I printed a document with all the supplied fonts, including all characters of latin and greek alphabets. The result is that "ς" (Greek Small Letter Final Sigma U+03C2) does not appear on Courier font only (needs the change of sigma1
to uni03C2
). Despite Courier having the full greek character set; the others made obvious substitutions for greek letters they missed. So it seems to be a font problem only, not a general Wordperfect or Ghostscript one.
@krackout - Did you try my updated .all file?
@emendelson - Yes, I have. I actually had tried it as soon as you posted it. But since you mentioned that it doesn't affect printing at all, I didn't expect anything to change.
@krackout - the .all file ONLY affects printing (and print preview) - if I said anything else, I certainly didn't mean to do so.
After installing the .all file in /opt/wp80/shlib10
, it's necessary to use Shift-F7, Select, Update; the information message that appears will include the date 27 November 2022 at the end.
@emendelson - Sorry, missed that step. After updating, "ς" appears in Courier also now. Better fallback also on missing greek characters, for the other fonts.
@krackout - Thank you for confirming!
Actually, to clarify: the .all file also affects formatting (line breaks etc.) because the printer driver that you select includes font information that WP uses when determining the width of words and letters. So that means that when you change printer drivers, the formatting of the document may also change. This generally won't affect text in monospace fonts like Courier (but it could - if different printer drivers use different line heights for their version of Courier), but it may affect text in proportional fonts.
I think I've fixed this in the latest commit, but the code is complicated and I'm not 100% sure I've got it right - I'm going to use it for a bit to make sure everything is working, and then I'll make a new release.
Sorry this took so long to get to!
Alright, it seems to be working okay for me - I made a new release!
https://github.com/taviso/wpunix/releases/tag/v0.12
Let's call this fixed for now, but please re-open or open a new issue for any problems or if it doesn't work properly!
Could we reopen this? There turns out to be one more mistaken character left over from a bad commit in libwpd many years ago. WP character 8,65 got changed to 1fe5
but it should be 03f1
. I've been working on patching libwpd to restore the correct characters (and have added details to my ticket about this), and I'm fairly sure this this is the one character that is wrong in the current set.

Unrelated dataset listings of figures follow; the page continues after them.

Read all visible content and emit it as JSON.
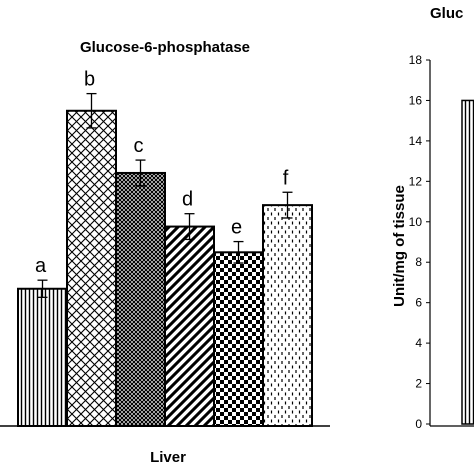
{
  "chart_data": [
    {
      "type": "bar",
      "title": "Glucose-6-phosphatase",
      "xlabel": "Liver",
      "ylabel": "",
      "ylim": [
        0,
        18
      ],
      "categories": [
        "a",
        "b",
        "c",
        "d",
        "e",
        "f"
      ],
      "values": [
        6.4,
        14.7,
        11.8,
        9.3,
        8.1,
        10.3
      ],
      "errors": [
        0.4,
        0.8,
        0.6,
        0.6,
        0.5,
        0.6
      ],
      "patterns": [
        "vertical-lines",
        "large-crosshatch",
        "dense-crosshatch",
        "diagonal-stripes",
        "checkerboard",
        "dashed-dots"
      ],
      "grid": false
    },
    {
      "type": "bar",
      "title": "Gluc",
      "xlabel": "",
      "ylabel": "Unit/mg of tissue",
      "ylim": [
        0,
        18
      ],
      "yticks": [
        "0",
        "2",
        "4",
        "6",
        "8",
        "10",
        "12",
        "14",
        "16",
        "18"
      ],
      "categories": [
        ""
      ],
      "values": [
        16
      ],
      "patterns": [
        "vertical-lines"
      ],
      "grid": false
    }
  ]
}
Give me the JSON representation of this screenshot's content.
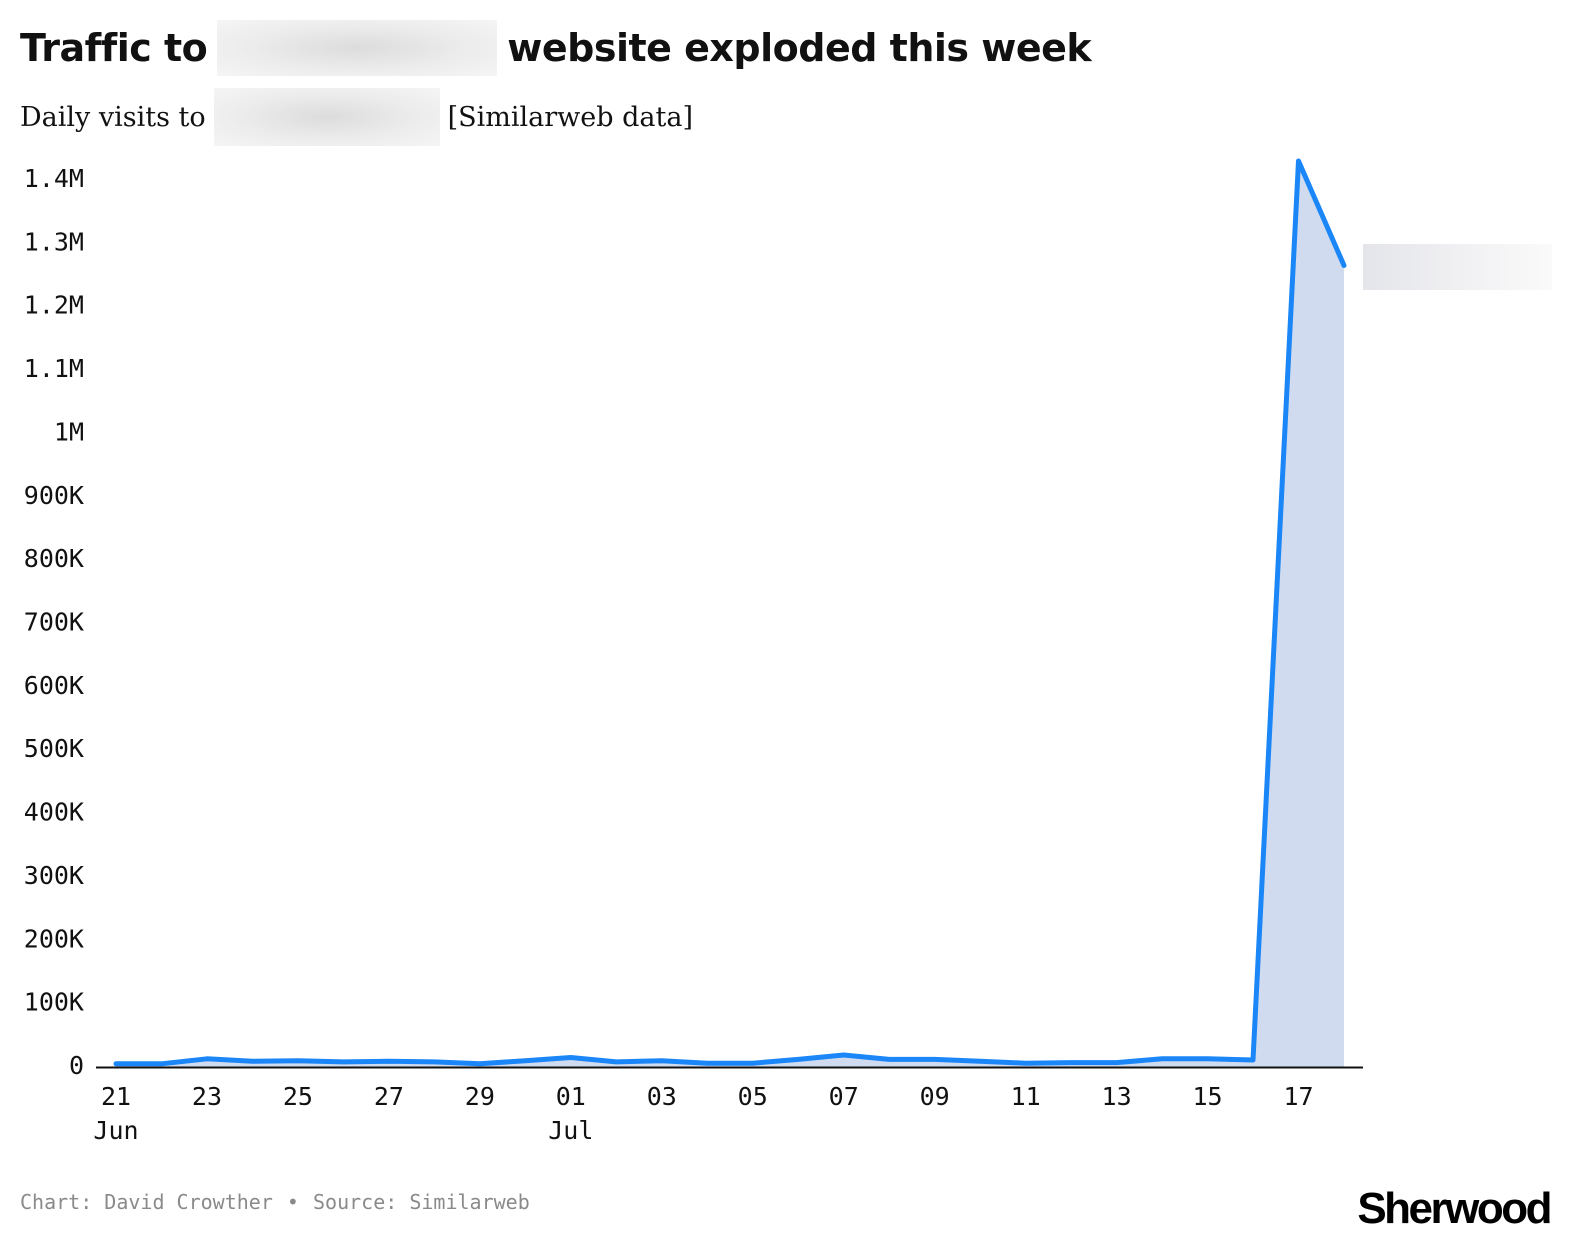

The screen shot below shows the wrong character on the editing screen on the left, and the correct character on the right, which is a screen shot of WP's print preview of the same file. Again, the print preview screen shot on the right gets it right, the editing screen on the left gets it wrong. And WP character 8,65 should be 0x03f1
.
Apologies for not sorting this out the first time we talked about this.
Contrary to an issue regarding cyrillic, greek characters can be typed, and shown on console, on preview (sixel) and on print (ghostscript). All but two characters, "Α" (Greek Capital Letter Alpha U+0391) and "ς" (Greek Small Letter Final Sigma U+03C2) .
By the way, amazed by your research and work on 1-2-3, UNIX & MS-DOS and WP!